Mereka berselimut kain hitam seperti orang kedinginan. Dalam diam dan sunyi mereka berjalan, berjajar, merapat dalam lingkaran. Menempati blocking panggung dalam garis lurus, kadang melingkar dan diagonal. Keenam penari dalam gerak lambat bergantian melangkah. Sebagian sambil membungkuk-bungkuk dan yang lain terus berjalan.
Tihar atau kendang mereka keluarkan dari balik selimut dalam gerak formasi berkelompok. Kain selimut ditanggalkan. Mereka lalu menggendong, memanggul, menenteng kendang. Mereka mulai bergerak lari melingkar, tapi tihar belum mereka tabuh. Sejenak kemudian sebuah lagu daerah mereka nyanyikan. Salah seorang di antara mereka memimpin nyanyian itu.
Koreografi Ibuibu Belu: Bodies of Borders karya Eko Supriyanto itu dipentaskan pada Kamis-Jumat, 6-7 Februari lalu, di Teater Salihara, Jakarta. Ini merupakan karya terbaru seniman kelahiran Kalimantan Selatan, 26 November 1970, itu. Sebelumnya, Eko sukses dengan Trilogy of Jailolo: Cry Jailolo (2015), Balabala (2016), dan Salt (2017).
Koreografi anyar ini merupakan penjelajahan artistik Eko di Pulau Timor. Ia menelisik ragam tari tradisi likurai di berbagai dusun dan suku di Kabupaten Belu, Nusa Tenggara Timur. Sebab, tiap lokasi mempunyai ragam tari dan adat yang berbeda, seperti di Dirun, Raimanuk, Matabelo, Lakmanen, dan Bunak.
Menurut Eko, tradisi di NTT dan Timor Leste tak banyak berbeda meski belakangan mereka terpisah atau beda negara. "Gagasan Bodies of Border ini adalah saat di mana tubuh tak bisa melampaui batas tubuh orang lain, demikian juga dengan tradisi yang tak terpisahkan oleh batas wilayah," ujar Eko di sela gladi resik, Rabu lalu.
Likurai, yang ditarikan perempuan atau ibu-ibu, memperlihatkan hubungan sosial masyarakat di seluruh Timor. Tari ini digunakan sebagai simbol penghormatan kepada yang datang ke Kabupaten Belu dan menyambut para pejuang yang pulang dari medan perang. Eko menggali ritual dan tradisi tarian likurai ini hampir dua tahun.
Karya ini berbasis gerak likurai yang lebih banyak langkah kaki dalam pola lurus, berjajar, setengah lingkaran, dan melingkar. Koreografi memang terasa lamban dan sunyi pada mulanya, tapi menjadi lebih berwarna dengan nyanyian dan gerak dinamis setelah beberapa saat.

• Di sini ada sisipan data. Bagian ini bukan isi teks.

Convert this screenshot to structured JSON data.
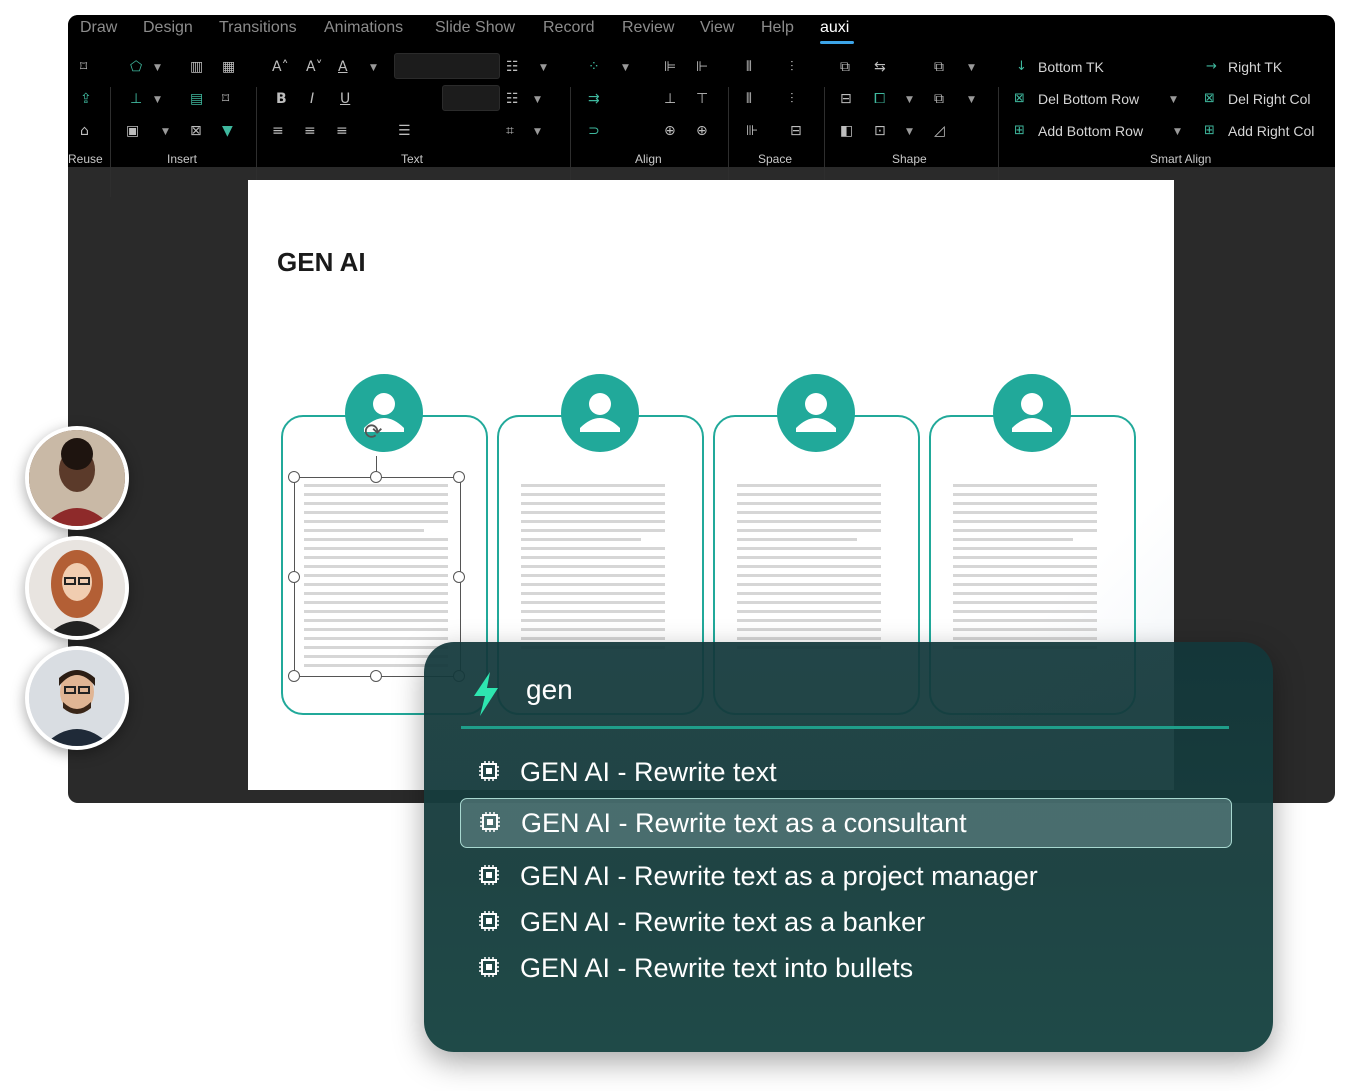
{
  "menu": {
    "tabs": [
      "Draw",
      "Design",
      "Transitions",
      "Animations",
      "Slide Show",
      "Record",
      "Review",
      "View",
      "Help",
      "auxi"
    ],
    "active_tab": "auxi"
  },
  "ribbon": {
    "groups": {
      "reuse": "Reuse",
      "insert": "Insert",
      "text": "Text",
      "align": "Align",
      "space": "Space",
      "shape": "Shape",
      "smart_align": "Smart Align"
    },
    "smart_align": {
      "bottom_tk": "Bottom TK",
      "right_tk": "Right TK",
      "del_bottom_row": "Del Bottom Row",
      "del_right_col": "Del Right Col",
      "add_bottom_row": "Add Bottom Row",
      "add_right_col": "Add Right Col"
    },
    "text_buttons": {
      "bold": "B",
      "italic": "I",
      "underline": "U"
    }
  },
  "slide": {
    "title": "GEN AI",
    "cards": 4
  },
  "palette": {
    "query": "gen",
    "items": [
      "GEN AI - Rewrite text",
      "GEN AI - Rewrite text as a consultant",
      "GEN AI - Rewrite text as a project manager",
      "GEN AI - Rewrite text as a banker",
      "GEN AI - Rewrite text into bullets"
    ],
    "selected_index": 1
  },
  "colors": {
    "accent_teal": "#21a99a",
    "tab_underline": "#3da5e8",
    "palette_bg": "#12373a",
    "lightning": "#2ee6b0"
  }
}
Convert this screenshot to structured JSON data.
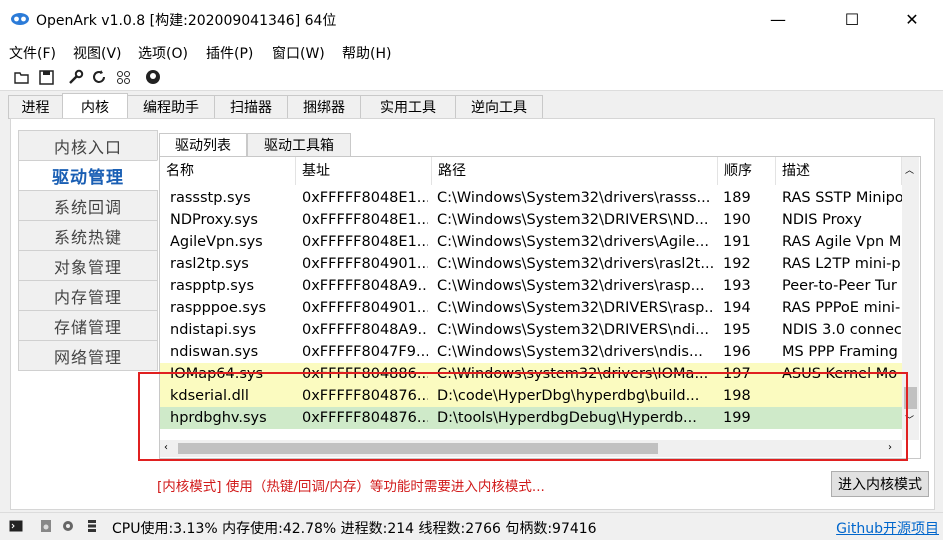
{
  "window": {
    "title": "OpenArk v1.0.8  [构建:202009041346]  64位",
    "minimize": "—",
    "maximize": "☐",
    "close": "✕"
  },
  "menu": [
    "文件(F)",
    "视图(V)",
    "选项(O)",
    "插件(P)",
    "窗口(W)",
    "帮助(H)"
  ],
  "toolbar_icons": [
    "open-folder-icon",
    "save-icon",
    "wrench-icon",
    "refresh-icon",
    "grid-icon",
    "github-icon"
  ],
  "main_tabs": [
    "进程",
    "内核",
    "编程助手",
    "扫描器",
    "捆绑器",
    "实用工具",
    "逆向工具"
  ],
  "nav": [
    "内核入口",
    "驱动管理",
    "系统回调",
    "系统热键",
    "对象管理",
    "内存管理",
    "存储管理",
    "网络管理"
  ],
  "sub_tabs": [
    "驱动列表",
    "驱动工具箱"
  ],
  "table": {
    "headers": [
      "名称",
      "基址",
      "路径",
      "顺序",
      "描述"
    ],
    "rows": [
      {
        "name": "rassstp.sys",
        "base": "0xFFFFF8048E1...",
        "path": "C:\\Windows\\System32\\drivers\\rasss...",
        "order": "189",
        "desc": "RAS SSTP Minipo",
        "hl": ""
      },
      {
        "name": "NDProxy.sys",
        "base": "0xFFFFF8048E1...",
        "path": "C:\\Windows\\System32\\DRIVERS\\ND...",
        "order": "190",
        "desc": "NDIS Proxy",
        "hl": ""
      },
      {
        "name": "AgileVpn.sys",
        "base": "0xFFFFF8048E1...",
        "path": "C:\\Windows\\System32\\drivers\\Agile...",
        "order": "191",
        "desc": "RAS Agile Vpn M",
        "hl": ""
      },
      {
        "name": "rasl2tp.sys",
        "base": "0xFFFFF804901...",
        "path": "C:\\Windows\\System32\\drivers\\rasl2t...",
        "order": "192",
        "desc": "RAS L2TP mini-p",
        "hl": ""
      },
      {
        "name": "raspptp.sys",
        "base": "0xFFFFF8048A9...",
        "path": "C:\\Windows\\System32\\drivers\\rasp...",
        "order": "193",
        "desc": "Peer-to-Peer Tur",
        "hl": ""
      },
      {
        "name": "raspppoe.sys",
        "base": "0xFFFFF804901...",
        "path": "C:\\Windows\\System32\\DRIVERS\\rasp...",
        "order": "194",
        "desc": "RAS PPPoE mini-",
        "hl": ""
      },
      {
        "name": "ndistapi.sys",
        "base": "0xFFFFF8048A9...",
        "path": "C:\\Windows\\System32\\DRIVERS\\ndi...",
        "order": "195",
        "desc": "NDIS 3.0 connec",
        "hl": ""
      },
      {
        "name": "ndiswan.sys",
        "base": "0xFFFFF8047F9...",
        "path": "C:\\Windows\\System32\\drivers\\ndis...",
        "order": "196",
        "desc": "MS PPP Framing",
        "hl": ""
      },
      {
        "name": "IOMap64.sys",
        "base": "0xFFFFF804886...",
        "path": "C:\\Windows\\system32\\drivers\\IOMa...",
        "order": "197",
        "desc": "ASUS Kernel Mo",
        "hl": "yellow"
      },
      {
        "name": "kdserial.dll",
        "base": "0xFFFFF804876...",
        "path": "D:\\code\\HyperDbg\\hyperdbg\\build...",
        "order": "198",
        "desc": "",
        "hl": "yellow"
      },
      {
        "name": "hprdbghv.sys",
        "base": "0xFFFFF804876...",
        "path": "D:\\tools\\HyperdbgDebug\\Hyperdb...",
        "order": "199",
        "desc": "",
        "hl": "green"
      }
    ]
  },
  "kernel_message": "[内核模式] 使用（热键/回调/内存）等功能时需要进入内核模式...",
  "enter_kernel_button": "进入内核模式",
  "status": {
    "text": "CPU使用:3.13%  内存使用:42.78%  进程数:214  线程数:2766  句柄数:97416",
    "link": "Github开源项目"
  },
  "colors": {
    "highlight_yellow": "#fbfbc0",
    "highlight_green": "#cfeac9",
    "red_box": "#e02020",
    "accent_blue": "#1a5fb4"
  }
}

Salah satu penari menepuk dada dengan kedua tangannya sambil menyanyi. Tepukan kemudian beralih ke kepala hingga seluruh badan bagian depan. Sebuah nyanyian tradisi tentang orang-orang yang mereka sayangi terdengar. Si penari pun menangis karenanya. Penari lain bergerak lambat dengan tiharnya, dengan kaki-kaki terangkat agak tinggi.

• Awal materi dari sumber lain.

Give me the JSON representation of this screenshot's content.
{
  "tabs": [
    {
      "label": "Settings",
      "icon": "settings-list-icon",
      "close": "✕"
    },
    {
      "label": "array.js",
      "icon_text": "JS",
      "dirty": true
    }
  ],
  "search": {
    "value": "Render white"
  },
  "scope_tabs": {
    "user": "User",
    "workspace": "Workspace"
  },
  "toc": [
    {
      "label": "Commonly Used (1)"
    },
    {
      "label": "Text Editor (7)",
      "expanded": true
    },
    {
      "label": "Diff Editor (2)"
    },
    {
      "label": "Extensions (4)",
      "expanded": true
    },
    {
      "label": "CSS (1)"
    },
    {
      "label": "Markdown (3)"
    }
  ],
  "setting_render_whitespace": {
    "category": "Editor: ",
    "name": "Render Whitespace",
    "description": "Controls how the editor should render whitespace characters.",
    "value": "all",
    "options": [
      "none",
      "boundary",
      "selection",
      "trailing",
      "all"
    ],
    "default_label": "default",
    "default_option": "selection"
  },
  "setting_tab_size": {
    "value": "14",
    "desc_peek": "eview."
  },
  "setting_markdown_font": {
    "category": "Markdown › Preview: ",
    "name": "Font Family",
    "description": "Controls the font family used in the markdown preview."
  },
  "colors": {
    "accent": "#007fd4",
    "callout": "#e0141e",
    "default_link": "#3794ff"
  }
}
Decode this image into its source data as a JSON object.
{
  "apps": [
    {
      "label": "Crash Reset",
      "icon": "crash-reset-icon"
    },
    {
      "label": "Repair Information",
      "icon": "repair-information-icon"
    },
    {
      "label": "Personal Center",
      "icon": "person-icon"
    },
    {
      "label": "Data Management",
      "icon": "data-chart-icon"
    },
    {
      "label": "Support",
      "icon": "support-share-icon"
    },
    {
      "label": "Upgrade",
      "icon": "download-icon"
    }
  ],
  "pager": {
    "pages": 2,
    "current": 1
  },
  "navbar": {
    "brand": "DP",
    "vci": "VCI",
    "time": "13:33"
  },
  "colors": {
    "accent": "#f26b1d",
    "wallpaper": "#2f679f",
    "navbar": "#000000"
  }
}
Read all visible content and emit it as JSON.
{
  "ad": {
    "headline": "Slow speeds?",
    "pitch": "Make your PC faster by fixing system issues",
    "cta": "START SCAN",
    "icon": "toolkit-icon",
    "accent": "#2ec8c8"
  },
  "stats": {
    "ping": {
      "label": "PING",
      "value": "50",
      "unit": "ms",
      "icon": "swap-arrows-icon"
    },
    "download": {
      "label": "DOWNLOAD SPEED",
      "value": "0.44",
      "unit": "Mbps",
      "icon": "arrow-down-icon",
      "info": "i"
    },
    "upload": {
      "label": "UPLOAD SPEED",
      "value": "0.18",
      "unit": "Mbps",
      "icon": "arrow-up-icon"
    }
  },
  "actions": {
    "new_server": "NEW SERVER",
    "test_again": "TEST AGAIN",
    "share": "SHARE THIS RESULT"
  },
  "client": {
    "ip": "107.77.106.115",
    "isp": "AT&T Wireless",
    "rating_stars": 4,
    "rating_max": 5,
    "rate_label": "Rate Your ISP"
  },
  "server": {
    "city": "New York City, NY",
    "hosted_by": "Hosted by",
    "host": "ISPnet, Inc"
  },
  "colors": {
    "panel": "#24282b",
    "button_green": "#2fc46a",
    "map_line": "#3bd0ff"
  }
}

Tihar mulai ditabuh ketika penari bergerak setengah berlari berbentuk melingkar, mengitari panggung, seperti ular meliuk dan bergerak ke sana-kemari. Mereka juga berputar saling membelakangi. Deru tabuhan kendang yang disebut seran amalautek atau tibidik itu menguar di panggung. Ruangan teater menjadi lebih meriah dengan deru kendang yang makin keras menggaung dengan teknologi, sementara penari mematung berkelompok dalam sorotan sebuah lampu.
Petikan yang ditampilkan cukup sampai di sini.